A beneficial owner is one who either owns 25% or more of the company or who controls the company. This includes individuals who “directly or indirectly” exercise substantial control over an entity or own or control at least 25% of the ownership interests in an entity. There are limited exceptions for example a person who controls a company entity solely because of his or her employment.

Basic information needs to be reported

The person reporting the information will include information such as the name, date of birth, current address (which can be business or residential) and a unique identifying number from an acceptable document for each beneficial owner.

Most of the information to be reported will be easy for U.S. citizens or residents. If the beneficial owner does not have any U.S. identification, the CTA requires that the beneficial owner provide a non-U.S. passport number.

Treasury Financial Crime Enforcement Network will be the repository for information

The new repository for this new database will be the Financial Crimes Enforcement Network at the Department of Treasury (FinCEN). FinCEN’s mission is “to safeguard the financial system from illicit use, combat money laundering and its related crimes including terrorism, and promote national security through the strategic use of financial authorities and the collection, analysis, and dissemination of financial intelligence.”

You may know of FinCEN as it receives from financial institutions suspicious activity reports (SARs) and other anti-money laundering (AML) considerations for financial institutions covered by SAR rules.

Beneficial ownership information not available to the public

Unlike the state databases, the beneficial ownership information will not be available to the public. FinCEN will store the information and release it to federal and state law enforcement agencies in response to an appropriate request.

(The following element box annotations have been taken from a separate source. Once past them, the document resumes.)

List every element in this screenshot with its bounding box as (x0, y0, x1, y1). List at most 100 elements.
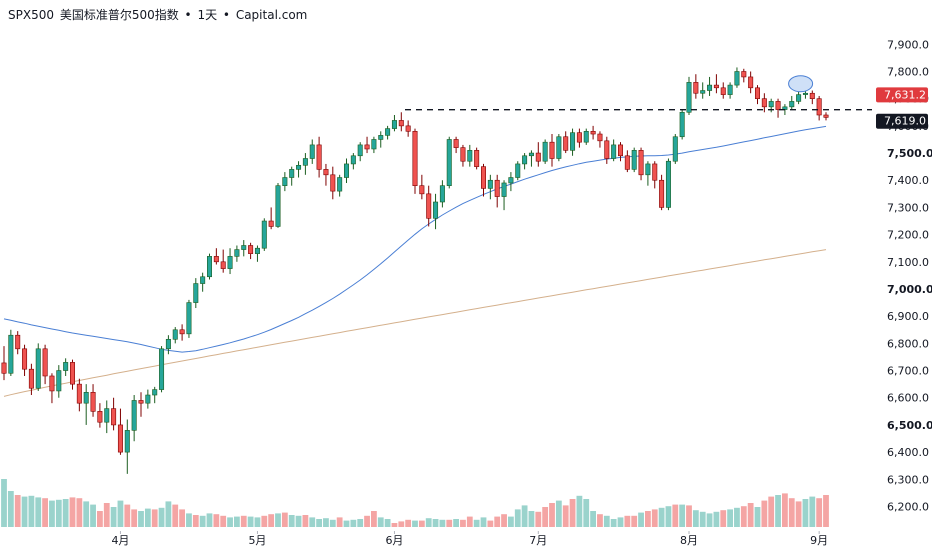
volume-bar (425, 518, 432, 527)
candle-body (645, 163, 651, 176)
candle (816, 95, 822, 121)
candle (371, 136, 377, 154)
candle (70, 359, 76, 390)
candle-body (720, 87, 726, 95)
candle-body (419, 185, 425, 195)
symbol-label[interactable]: SPX500 (8, 8, 54, 22)
candle-body (542, 141, 548, 162)
candle (282, 172, 288, 192)
volume-bar (775, 495, 781, 527)
candle (337, 174, 343, 197)
candle (131, 395, 137, 442)
candle-body (220, 261, 226, 269)
candle-body (83, 392, 89, 404)
candle-body (63, 362, 69, 371)
candle (97, 403, 103, 428)
candle (350, 153, 356, 170)
candle (590, 125, 596, 140)
candle-body (8, 334, 14, 374)
candle-body (111, 408, 117, 426)
candle (364, 136, 370, 154)
time-axis[interactable]: 4月 5月 6月 7月 8月 9月 (111, 531, 828, 547)
candle-body (90, 392, 96, 412)
candle-body (207, 256, 213, 278)
candle-body (556, 136, 562, 159)
candle (617, 142, 623, 162)
volume-bar (309, 517, 316, 527)
volume-bar (295, 515, 302, 527)
candle-body (42, 348, 48, 377)
candle-body (152, 389, 158, 396)
candle-body (549, 141, 555, 159)
volume-bar (1, 479, 7, 527)
volume-bar (514, 509, 521, 527)
candle (638, 147, 644, 181)
time-tick-label: 4月 (111, 534, 129, 547)
candle (433, 193, 439, 230)
candle-body (597, 133, 603, 142)
candle-body (248, 245, 254, 254)
price-tick-label: 7,100.0 (887, 256, 929, 269)
candle (323, 163, 329, 186)
candle-body (796, 94, 802, 102)
candle-body (768, 101, 774, 108)
candle (707, 76, 713, 96)
price-tick-label: 6,900.0 (887, 310, 929, 323)
volume-bar (555, 500, 562, 527)
instrument-name: 美国标准普尔500指数 (59, 8, 179, 22)
candle (659, 174, 665, 211)
volume-bar (364, 515, 370, 527)
volume-bar (768, 496, 775, 527)
price-tick-label: 6,600.0 (887, 392, 929, 405)
candle-body (439, 185, 445, 203)
candle-body (296, 164, 302, 170)
candle (385, 125, 391, 140)
volume-bar (247, 516, 254, 527)
volume-bar (28, 495, 35, 527)
time-tick-label: 8月 (680, 534, 698, 547)
volume-bar (788, 498, 795, 527)
candle (83, 384, 89, 425)
interval-label[interactable]: 1天 (197, 8, 218, 22)
candle (556, 134, 562, 162)
candle-body (775, 101, 781, 110)
last-price-bg (876, 87, 928, 103)
candle-body (583, 131, 589, 143)
candle-body (590, 131, 596, 135)
candle-body (528, 152, 534, 157)
volume-bar (802, 499, 809, 527)
volume-bar (699, 511, 706, 527)
candle-body (727, 84, 733, 95)
candle (104, 400, 110, 434)
candle-body (364, 144, 370, 150)
candle-body (686, 82, 692, 113)
candle (124, 419, 130, 474)
level-price-tag: 7,619.0 (876, 113, 928, 129)
candle (412, 128, 418, 194)
volume-bar (144, 508, 151, 527)
volume-bar (261, 515, 268, 527)
candle-body (213, 256, 219, 263)
candle (220, 249, 226, 273)
candle (494, 174, 500, 208)
volume-bar (747, 503, 754, 527)
volume-bar (439, 519, 446, 527)
candle-body (343, 163, 349, 178)
volume-bar (535, 511, 542, 527)
price-tick-label: 7,500.0 (887, 147, 932, 160)
candle-body (22, 348, 28, 370)
candle (672, 134, 678, 164)
price-axis[interactable]: 7,900.07,800.07,700.07,600.07,500.07,400… (887, 38, 932, 513)
volume-bar (97, 511, 103, 527)
volume-bar (638, 512, 644, 527)
volume-bar (617, 517, 624, 527)
candle-body (741, 71, 747, 78)
volume-bar (487, 520, 494, 527)
candle (378, 131, 384, 148)
volume-bar (7, 491, 14, 527)
candle-body (124, 430, 130, 453)
volume-bar (391, 523, 398, 527)
volume-bar (234, 516, 240, 527)
volume-bar (62, 499, 69, 527)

State law enforcement requests will require court approval so that this is not supposed to be an easy database to access. Foreign law enforcement may also request information from FinCEN’s database.

It all sounds like the information will be kept under close wraps until you get down to the exceptions. Financial institutions will have access to the database for “know your customer,” customer due diligence purposes.

Timing of submissions

There will be detailed regulations from the Treasury Department that will amplify many of the definitions and timing of CTA. The legislation requires that the Treasury Department issue new regulations within one year after the enactment of CTA, so we should expect to see the new regulations in 2021.

Every newly formed company will have to make a submission. Existing companies will have two years from the effective date to submit your information. And this is not a one-time deal. If there is a change in the beneficial ownership, you will have to file a change of beneficial ownership.

Penalties are steep

The penalties are steep not only for those who fail to report and “applicants” who file false or fraudulent information. Criminal fines of up to $10,000 may be levied. You can even be sent to prison for up to two years.

There are also penalties for the unauthorized disclosure of information from the database. higher criminal penalty of up to $250,000 and/or a higher maximum term of imprisonment of five years.

If you are a small business lawyer, you may be considered an applicant. An applicant refers to the individual who files the formation documents (such as the articles of organization) for an entity or registers a foreign entity to do business in the United States, even if they are not a beneficial owner. We expect that FinCEN will issue regulations to provide guidance as to the breadth of these terms.

The CTA contains a safe harbor from civil or criminal liability for the submission of inaccurate information if the person “voluntarily and promptly” (and no later than 90 days after the submission of the original inaccurate report) submits a report containing corrected information.

Companies losing their anonymity

There is already a trend to require more disclosure of beneficial ownership. The new CTA accelerates that trend and it will become increasingly difficult to shield that information from government authorities and eventually the public at large.